Turner declined to discuss the specifics of America
Online's proposed write-offs. But he did say that often
the question of whether a write-off is fair comes down
to how soon the research will produce a marketable
product and thus contribute to earnings.

"If people ascribe a high value to research that is
early on in its development, the commission staff would
raise questions," he said. "There may be a high degree
of uncertainty about whether it will be completed, and
so it should have a lower value."

In the case of America Online, both of its recent
acquisitions are far from certain moneymakers. In
April, the company paid $29 million for Netchannel, a
company that introduced and then withdrew a service
that connected television sets to the Internet. When
announcing the acquisition, America Online defended it
as a way of hiring Netchannel's management to develop
an entirely new service.

Then in June, America Online spent $287 million for
Mirabilis, a company begun 18 months earlier by four
young Israelis.

Mirabilis is a perfect Rorschach test for how different
investors value Internet companies. To bulls, Mirabilis
has vast potential because it developed a chat service
that has attracted 12 million members who spend hours a
day on line. But skeptics note that Mirabilis has never
generated a dollar in revenue and that America Online's
plans to turn it into an advertising medium are
unproved.

For America Online, this represents another accounting
cloud that darkens what many investors see as one of
the great business growth stories of the decade. The
company was long criticized for its delay in taking
charges for marketing expenses, a move that had the
effect of making the company appear more profitable in
its earlier growing phase.

Last year, it reversed that practice. And indeed the
more recent accounting imbroglios relate to practices
that have the opposite effect -- of taking charges for
expenses faster, depressing near-term earnings but
leaving future earnings free to grow faster.

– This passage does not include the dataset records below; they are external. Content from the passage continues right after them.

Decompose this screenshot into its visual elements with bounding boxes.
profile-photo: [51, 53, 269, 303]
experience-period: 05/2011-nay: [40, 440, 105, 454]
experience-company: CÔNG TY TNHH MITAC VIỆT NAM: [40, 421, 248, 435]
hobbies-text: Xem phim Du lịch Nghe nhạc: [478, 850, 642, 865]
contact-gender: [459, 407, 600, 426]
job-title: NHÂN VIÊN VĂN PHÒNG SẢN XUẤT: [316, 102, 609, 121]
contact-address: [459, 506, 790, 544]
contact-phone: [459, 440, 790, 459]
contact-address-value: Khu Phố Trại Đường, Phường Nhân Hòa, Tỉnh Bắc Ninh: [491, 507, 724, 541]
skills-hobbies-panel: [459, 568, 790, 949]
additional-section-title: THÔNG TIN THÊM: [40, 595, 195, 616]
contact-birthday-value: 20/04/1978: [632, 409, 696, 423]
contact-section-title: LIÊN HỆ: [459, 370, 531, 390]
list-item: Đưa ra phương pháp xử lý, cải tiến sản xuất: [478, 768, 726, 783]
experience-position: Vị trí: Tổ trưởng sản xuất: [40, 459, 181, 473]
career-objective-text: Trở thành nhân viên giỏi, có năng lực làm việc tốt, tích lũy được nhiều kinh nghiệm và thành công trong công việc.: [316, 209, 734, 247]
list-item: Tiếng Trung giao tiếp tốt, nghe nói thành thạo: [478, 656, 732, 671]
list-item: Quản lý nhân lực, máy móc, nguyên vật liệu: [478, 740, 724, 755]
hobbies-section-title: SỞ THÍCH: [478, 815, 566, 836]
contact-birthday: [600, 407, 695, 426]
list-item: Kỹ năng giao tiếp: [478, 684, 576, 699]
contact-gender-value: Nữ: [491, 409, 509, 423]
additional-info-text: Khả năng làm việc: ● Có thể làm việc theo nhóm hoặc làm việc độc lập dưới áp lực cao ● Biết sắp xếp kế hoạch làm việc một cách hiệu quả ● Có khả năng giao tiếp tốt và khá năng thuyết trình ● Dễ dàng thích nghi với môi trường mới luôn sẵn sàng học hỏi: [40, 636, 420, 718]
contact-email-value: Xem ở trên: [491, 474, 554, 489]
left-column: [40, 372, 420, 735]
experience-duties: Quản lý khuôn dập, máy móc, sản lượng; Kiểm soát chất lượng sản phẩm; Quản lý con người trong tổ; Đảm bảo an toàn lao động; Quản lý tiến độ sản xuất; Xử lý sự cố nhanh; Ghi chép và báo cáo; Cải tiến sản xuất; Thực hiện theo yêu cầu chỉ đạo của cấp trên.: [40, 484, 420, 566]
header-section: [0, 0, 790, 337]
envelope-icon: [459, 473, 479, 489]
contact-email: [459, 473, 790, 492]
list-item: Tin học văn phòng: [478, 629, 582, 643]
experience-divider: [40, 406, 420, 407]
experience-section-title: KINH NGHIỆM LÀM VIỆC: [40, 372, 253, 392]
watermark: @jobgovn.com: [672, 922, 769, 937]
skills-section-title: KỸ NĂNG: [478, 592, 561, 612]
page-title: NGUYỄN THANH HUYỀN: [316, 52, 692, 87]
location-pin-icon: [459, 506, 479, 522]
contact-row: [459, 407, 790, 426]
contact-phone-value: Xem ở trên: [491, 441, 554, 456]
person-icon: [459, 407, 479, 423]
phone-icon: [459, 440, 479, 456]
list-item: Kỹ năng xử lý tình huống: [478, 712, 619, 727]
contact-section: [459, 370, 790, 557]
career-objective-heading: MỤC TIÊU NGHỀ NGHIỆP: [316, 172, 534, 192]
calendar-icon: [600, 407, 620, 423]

But the
S.E.C. then forced America Online to restate its
earnings -- in part because it had taken $26 million in
expenses too soon.

Now, with its research write-off, America Online says
it is hardly trying to pick yet another fight with
regulators.

"We brought this issue to the attention of the S.E.C.,
and we are confident that it will be worked out," said
Tricia Primrose, a spokeswoman. She said the company
set the value of the research done by Mirabilis and
Netchannel according to calculations of an independent
appraiser and that such write-offs have become standard
in the industry. For example, I.B.M. wrote off as
research $1.8 billion of the $3.4 billion it paid for
Lotus Development in 1995.

The excuse that "everybody is doing it," does not calm
the critics.

"These write-offs should be very minimal, at best,
because when you give management the right to wipe out
future expenses all on one swoop, they tend to abuse
it," said Brad Rexford, an analyst with the Center for
Financial Research and Analysis, a research firm in
Bethesda, Md.

Yet most investors and stock analysts argue that these
fine points of accounting are not related to the
financial health of the companies.

"Good will is noncash and doesn't effect the
cash-generating capacity of a company," said Shaun G.
Andrikopoulos, an analyst with BT Alex. Brown.

If technology companies are forced by the S.E.C. to
reduce their initial write-offs and take more of the
cost of their acquisitions as charges to earnings for
continuing good will, analysts will simply ignore the
reported earnings, Andrikopoulos said. In media
companies, which often have a lot of good will charges,
analysts look more to earnings before income taxes,
depreciation and amortization than to net profit, he
said.

Others worry that tightening rules on research
write-offs will inhibit technology companies from
pursuing acquisitions.

"If the S.E.C. cracks down, it will have an effect on
the whole sector," said Walt Price, who runs a
technology mutual fund for Dresdner RCM Global
Investors. "In the case of Mirabilis, the only way that
acquisition is going to make sense is if you write off
the very large purchase price and then figure out how
to turn it into a business."

Could that be exactly what the S.E.C. has in mind?